Kunjungan tersebut dalam rangka memantau langsung implementasi perubahan Permendag Nomor 36 Tahun 2023 menjadi Permendag Nomor 8 Tahun 2024. Dalam revisi terbaru ini, pemerintah mengeluarkan barang-barang non komersial atau yang tak diperdagangkan serta barang pribadi dari pengaturan impor tersebut.

Tak hanya itu, Permendag terbaru ini juga membebaskan impor barang tekstil dan elektronik, tak lagi mewajibkan ketentuan Peraturan Teknis (Pertek).

Sebelumnya, pemberlakuan Permendag No 36/2023 jo 7/2024 per 10 Maret 2024 yang menambah persyaratan perizinan impor disebut telah mengakibatkan penumpukan kontainer di beberapa pelabuhan utama.

Tercatat 17.304 kontainer tertahan di Pelabuhan Tanjung Priok dan 9.111 kontainer tertahan di Pelabuhan Tanjung Perak yang memuat beragam komoditas. Mulai dari besi baja, tekstil, produk tekstil, produk kimia, produk elektronik, serta komoditi lainnya.

“Nah, Permendag 8 Tahun 2024 yang sudah diberlakukan mulai tadi malam, tentu harus terus dimonitor. kami tadi Pak Menko dengan saya, dengan Wamen (Wakil Menteri) di sini, akan memonitor keluarnya kontainer-kontainer sehingga 17 ribu lebih di Tanjung Priok dan 9100 lebih yang ada di Tanjung Perak bisa kita monitor penyelesaiannya kapan,” kata Sri Mulyani dalam konferensi pers.

“Tentu laporan surveyor juga harus disegerakan, sehingga dia tidak menjadi bottleneck baru sehingga di sisi alur barang itu sangat tertahan dengan adanya penumpukan tersebut,” imbuhnya.

Untuk Permendag yang baru, akan dibutuhkan Peraturan Menteri Keuangan (KMK), yang tadi malam juga sudah ditandatangani dan keluar. Sehingga sudah lengkap untuk bisa menjalankan Permendag 8 Tahun 2024 dan untuk aturan pelaksanaannya.

“Karena ini juga tetap ada keseimbangan antara menjaga industri dalam negeri, namun juga pada saat yang sama memperlancar seluruh proses untuk arus barangnya,” ujar Menkeu.

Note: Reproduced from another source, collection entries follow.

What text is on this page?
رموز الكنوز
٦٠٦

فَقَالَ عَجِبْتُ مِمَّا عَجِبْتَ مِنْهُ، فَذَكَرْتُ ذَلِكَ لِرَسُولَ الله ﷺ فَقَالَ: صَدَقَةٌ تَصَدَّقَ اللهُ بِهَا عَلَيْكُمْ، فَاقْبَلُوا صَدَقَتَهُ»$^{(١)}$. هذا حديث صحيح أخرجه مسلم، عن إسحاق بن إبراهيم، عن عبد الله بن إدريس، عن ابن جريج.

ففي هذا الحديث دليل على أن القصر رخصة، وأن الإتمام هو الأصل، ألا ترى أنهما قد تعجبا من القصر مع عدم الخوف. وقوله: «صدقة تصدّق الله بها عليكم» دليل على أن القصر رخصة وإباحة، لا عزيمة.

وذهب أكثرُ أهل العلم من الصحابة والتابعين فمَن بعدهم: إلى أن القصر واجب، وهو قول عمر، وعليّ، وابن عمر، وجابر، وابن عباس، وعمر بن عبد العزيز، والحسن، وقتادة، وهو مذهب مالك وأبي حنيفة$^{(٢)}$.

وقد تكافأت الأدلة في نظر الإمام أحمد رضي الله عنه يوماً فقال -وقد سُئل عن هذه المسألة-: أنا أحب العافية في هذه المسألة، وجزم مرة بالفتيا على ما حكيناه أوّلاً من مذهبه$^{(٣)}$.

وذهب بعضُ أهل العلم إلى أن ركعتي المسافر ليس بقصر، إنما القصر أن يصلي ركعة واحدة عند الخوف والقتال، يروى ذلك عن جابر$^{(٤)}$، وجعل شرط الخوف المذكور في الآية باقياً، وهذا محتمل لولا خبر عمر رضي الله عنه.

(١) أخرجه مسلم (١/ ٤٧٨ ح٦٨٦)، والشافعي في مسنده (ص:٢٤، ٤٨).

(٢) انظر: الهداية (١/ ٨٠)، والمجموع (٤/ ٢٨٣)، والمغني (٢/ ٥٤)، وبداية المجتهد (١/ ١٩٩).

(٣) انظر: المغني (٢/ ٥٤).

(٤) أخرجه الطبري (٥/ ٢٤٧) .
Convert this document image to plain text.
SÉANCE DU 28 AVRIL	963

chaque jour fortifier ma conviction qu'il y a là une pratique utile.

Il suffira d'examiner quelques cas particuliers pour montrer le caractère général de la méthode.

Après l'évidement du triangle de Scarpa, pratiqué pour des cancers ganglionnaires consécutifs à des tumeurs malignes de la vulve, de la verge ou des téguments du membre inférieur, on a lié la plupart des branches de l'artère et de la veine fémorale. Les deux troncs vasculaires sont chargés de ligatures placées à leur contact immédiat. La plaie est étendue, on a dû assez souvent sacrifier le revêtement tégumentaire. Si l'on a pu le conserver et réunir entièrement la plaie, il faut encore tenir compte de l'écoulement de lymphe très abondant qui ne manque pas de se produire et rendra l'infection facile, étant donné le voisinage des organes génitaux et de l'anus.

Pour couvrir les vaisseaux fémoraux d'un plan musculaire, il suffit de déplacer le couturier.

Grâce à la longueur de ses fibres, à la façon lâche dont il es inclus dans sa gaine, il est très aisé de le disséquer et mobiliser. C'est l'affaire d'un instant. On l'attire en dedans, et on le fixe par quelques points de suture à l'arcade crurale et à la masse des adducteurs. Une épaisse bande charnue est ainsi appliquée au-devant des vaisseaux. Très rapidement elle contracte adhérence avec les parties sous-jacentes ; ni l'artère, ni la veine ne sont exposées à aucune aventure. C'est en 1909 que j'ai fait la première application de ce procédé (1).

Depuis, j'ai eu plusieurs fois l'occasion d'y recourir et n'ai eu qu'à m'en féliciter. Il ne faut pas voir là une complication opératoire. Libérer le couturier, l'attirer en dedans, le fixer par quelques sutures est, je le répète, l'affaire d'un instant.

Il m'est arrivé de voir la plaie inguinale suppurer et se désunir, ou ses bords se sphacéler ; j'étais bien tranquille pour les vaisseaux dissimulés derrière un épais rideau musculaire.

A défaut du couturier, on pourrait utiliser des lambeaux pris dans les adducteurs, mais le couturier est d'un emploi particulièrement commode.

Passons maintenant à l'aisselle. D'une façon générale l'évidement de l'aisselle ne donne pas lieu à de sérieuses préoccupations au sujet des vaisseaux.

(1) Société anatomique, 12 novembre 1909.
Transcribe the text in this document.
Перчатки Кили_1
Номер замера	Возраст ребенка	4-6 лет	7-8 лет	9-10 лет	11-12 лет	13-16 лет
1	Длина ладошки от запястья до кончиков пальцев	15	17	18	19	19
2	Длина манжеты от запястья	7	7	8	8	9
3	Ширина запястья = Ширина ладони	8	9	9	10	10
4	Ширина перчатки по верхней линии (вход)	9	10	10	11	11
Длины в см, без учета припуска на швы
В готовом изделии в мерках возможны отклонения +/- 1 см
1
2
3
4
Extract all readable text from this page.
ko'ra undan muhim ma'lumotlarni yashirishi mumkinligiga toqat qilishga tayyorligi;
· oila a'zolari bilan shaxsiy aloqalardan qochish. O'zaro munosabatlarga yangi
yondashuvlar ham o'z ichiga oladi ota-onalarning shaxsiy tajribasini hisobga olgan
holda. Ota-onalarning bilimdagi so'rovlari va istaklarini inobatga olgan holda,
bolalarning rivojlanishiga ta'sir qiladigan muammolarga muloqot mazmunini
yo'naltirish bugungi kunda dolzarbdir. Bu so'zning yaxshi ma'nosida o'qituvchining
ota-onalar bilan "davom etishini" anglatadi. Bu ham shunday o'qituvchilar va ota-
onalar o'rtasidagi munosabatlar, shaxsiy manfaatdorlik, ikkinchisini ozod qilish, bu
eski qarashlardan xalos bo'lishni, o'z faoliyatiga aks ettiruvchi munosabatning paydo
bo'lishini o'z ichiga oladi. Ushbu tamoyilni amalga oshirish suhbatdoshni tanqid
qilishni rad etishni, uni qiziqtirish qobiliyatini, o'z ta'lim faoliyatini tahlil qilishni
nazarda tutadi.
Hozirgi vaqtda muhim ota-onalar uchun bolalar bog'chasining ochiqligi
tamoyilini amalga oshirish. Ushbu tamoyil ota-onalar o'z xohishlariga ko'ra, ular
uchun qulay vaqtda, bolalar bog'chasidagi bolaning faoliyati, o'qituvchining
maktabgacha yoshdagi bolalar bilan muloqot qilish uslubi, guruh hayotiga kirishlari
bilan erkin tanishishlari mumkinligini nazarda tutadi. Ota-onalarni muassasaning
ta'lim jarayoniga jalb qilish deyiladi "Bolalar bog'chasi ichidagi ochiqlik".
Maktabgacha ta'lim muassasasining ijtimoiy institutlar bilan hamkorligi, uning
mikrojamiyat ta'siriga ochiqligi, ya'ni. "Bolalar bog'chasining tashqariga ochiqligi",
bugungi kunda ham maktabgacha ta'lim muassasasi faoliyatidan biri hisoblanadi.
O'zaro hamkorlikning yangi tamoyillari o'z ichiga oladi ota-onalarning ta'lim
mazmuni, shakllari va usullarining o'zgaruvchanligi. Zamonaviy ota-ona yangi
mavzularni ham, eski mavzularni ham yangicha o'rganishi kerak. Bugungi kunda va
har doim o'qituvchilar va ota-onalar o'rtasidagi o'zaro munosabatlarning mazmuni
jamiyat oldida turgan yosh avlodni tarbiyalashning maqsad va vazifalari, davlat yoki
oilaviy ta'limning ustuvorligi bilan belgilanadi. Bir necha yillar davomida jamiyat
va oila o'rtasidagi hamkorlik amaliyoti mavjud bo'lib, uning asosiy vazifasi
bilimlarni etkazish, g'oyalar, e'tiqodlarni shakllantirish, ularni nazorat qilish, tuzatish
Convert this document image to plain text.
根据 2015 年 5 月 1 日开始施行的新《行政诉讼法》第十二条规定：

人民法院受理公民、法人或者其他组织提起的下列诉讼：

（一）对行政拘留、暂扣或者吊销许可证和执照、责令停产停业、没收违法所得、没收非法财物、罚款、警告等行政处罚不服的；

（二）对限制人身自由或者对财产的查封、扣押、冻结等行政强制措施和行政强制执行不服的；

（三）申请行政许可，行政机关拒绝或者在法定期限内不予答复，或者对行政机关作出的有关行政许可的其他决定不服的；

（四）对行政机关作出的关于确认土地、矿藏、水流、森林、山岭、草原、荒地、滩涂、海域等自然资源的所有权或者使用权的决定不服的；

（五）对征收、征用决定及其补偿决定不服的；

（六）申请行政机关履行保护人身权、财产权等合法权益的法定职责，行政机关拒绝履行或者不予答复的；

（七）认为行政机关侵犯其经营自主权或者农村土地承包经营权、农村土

Dan, tambahnya, untuk kelompok barang yang sifatnya komersial yaitu barang-barang yang bukan untuk didagangkan dan personal use akan dikeluarkan dari Peraturan Mendag ini. Jadi, Permendag hanya untuk barang-barang yang untuk diperdagangkan.

“Tadi sudah saya sampaikan KMK sudah kita keluarkan sehingga teman-teman Bea Cukai bisa mulai menjalankan mulai tadi malam,” tuturnya.

Sesuai instruksi Presiden Joko Widodo, berikut Permendag No. 8 Tahun 2024 yang berisikan relaksasi perijinan impor:

a. Terdapat 7 komoditas yang diubah perizinan larangan terbatas (lartas)-nya yaitu Elektronik, Obat Tradisional dan Suplemen Kesehatan, Kosmetik dan PKRT, Alas Kaki, Pakaian Jadi dan Aksesoris Pakaian Jadi, Tas dan Katup. Khusus komoditi elektronik, alas kaki, pakaian jadi dan aksesoris, persyaratan pertimbangan teknis dalam penerbitan PI (Persetujuan Impor) ditiadakan/dihapus.

b. Terhadap importasi dengan manifest tanggal 10 Maret – 17 Mei 2024 dapat dilakukan penyelesaian impor dengan menggunakan LS (Laporan Surveyor) khusus komoditas Besi Baja dan Tekstil Produk Tekstil dan menggunakan dokumen perizinan yang tercantum dalam Permendag No 8/2024 untuk komoditi lainnya.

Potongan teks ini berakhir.